Mais les principaux intervenants sont des cinéastes qui ont participé à cette ère et au Nouvel Hollywood : Michael Mann, Peter Bogdanovich, Paul Schrader, ou Tobbe Hooper. C’est ce croisement entre une société américaine en mutation et celle du cinéma qui est au cœur du sujet. Le processus d’un retour en arrière, vers les idéaux conservateurs et du consommationisme des années 50, alors que la jeunesse des années 60 était justement en réaction contre eux. Jean-Baptiste Thoret suit la mythique route 66 et d’autres, au fil d’errements qui frisent l’onirisme, traversant des villes fantômes, à la rencontre de nostalgiques et de partisans d’une Amérique conquérante. Les musiques de Jefferson Airplane, Jimi Hendrix, Neil Young, Allman Brothers Band… sont appelées à la rescousse pour évoquer une Amérique en perte de repères, qui se cherche et semble ne plus se retrouver, comme éparpillée.

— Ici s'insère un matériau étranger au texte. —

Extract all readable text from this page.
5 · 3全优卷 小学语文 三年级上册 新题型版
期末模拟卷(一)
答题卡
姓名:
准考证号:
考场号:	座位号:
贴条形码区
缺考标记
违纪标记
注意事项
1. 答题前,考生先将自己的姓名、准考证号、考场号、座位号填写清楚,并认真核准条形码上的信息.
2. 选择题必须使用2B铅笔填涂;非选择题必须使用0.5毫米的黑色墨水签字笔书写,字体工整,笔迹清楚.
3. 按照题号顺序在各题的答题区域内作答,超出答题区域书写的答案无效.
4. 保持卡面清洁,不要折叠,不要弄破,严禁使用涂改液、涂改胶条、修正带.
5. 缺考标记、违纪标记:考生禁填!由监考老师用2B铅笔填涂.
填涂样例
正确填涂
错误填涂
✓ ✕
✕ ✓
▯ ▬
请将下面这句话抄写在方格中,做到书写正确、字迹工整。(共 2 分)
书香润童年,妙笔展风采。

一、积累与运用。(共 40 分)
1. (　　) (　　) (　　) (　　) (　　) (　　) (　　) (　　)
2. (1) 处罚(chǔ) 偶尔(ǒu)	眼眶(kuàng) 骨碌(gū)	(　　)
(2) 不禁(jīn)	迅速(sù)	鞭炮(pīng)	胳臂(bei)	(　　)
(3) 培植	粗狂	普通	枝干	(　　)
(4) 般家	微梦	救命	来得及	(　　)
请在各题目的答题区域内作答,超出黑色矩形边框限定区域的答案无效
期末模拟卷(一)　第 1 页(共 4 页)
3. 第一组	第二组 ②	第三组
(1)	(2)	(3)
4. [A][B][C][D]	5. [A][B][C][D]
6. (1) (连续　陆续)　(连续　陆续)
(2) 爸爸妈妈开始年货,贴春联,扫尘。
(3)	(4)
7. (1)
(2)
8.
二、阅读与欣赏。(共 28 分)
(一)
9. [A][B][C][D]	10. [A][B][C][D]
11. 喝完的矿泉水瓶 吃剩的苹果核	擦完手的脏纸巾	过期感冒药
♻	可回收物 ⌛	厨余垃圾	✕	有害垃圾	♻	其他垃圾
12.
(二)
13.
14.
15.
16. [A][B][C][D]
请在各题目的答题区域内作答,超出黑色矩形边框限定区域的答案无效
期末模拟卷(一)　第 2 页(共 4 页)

Poétique et politique.
"We Blew It" : l'affiche
 (Lost Films)

LA FICHE

Gente : Documentaire
Réaloisateur : Jean-Baptiste Thoret
Pays : France
Avec : Michael Mann, Peter Bogdanovich, Paul Schrader, Tobbe Hooper
Durée : 2h17
Synopsys : Comment l’Amérique est-elle passée d’Easy Rider à Donald Trump ? Que sont devenus les rêves et les utopies des années 60 et 70 ? Qu’en pensent, aujourd’hui, ceux qui ont vécu cet âge d’or ? Ont-ils vraiment tout foutu en l’air ?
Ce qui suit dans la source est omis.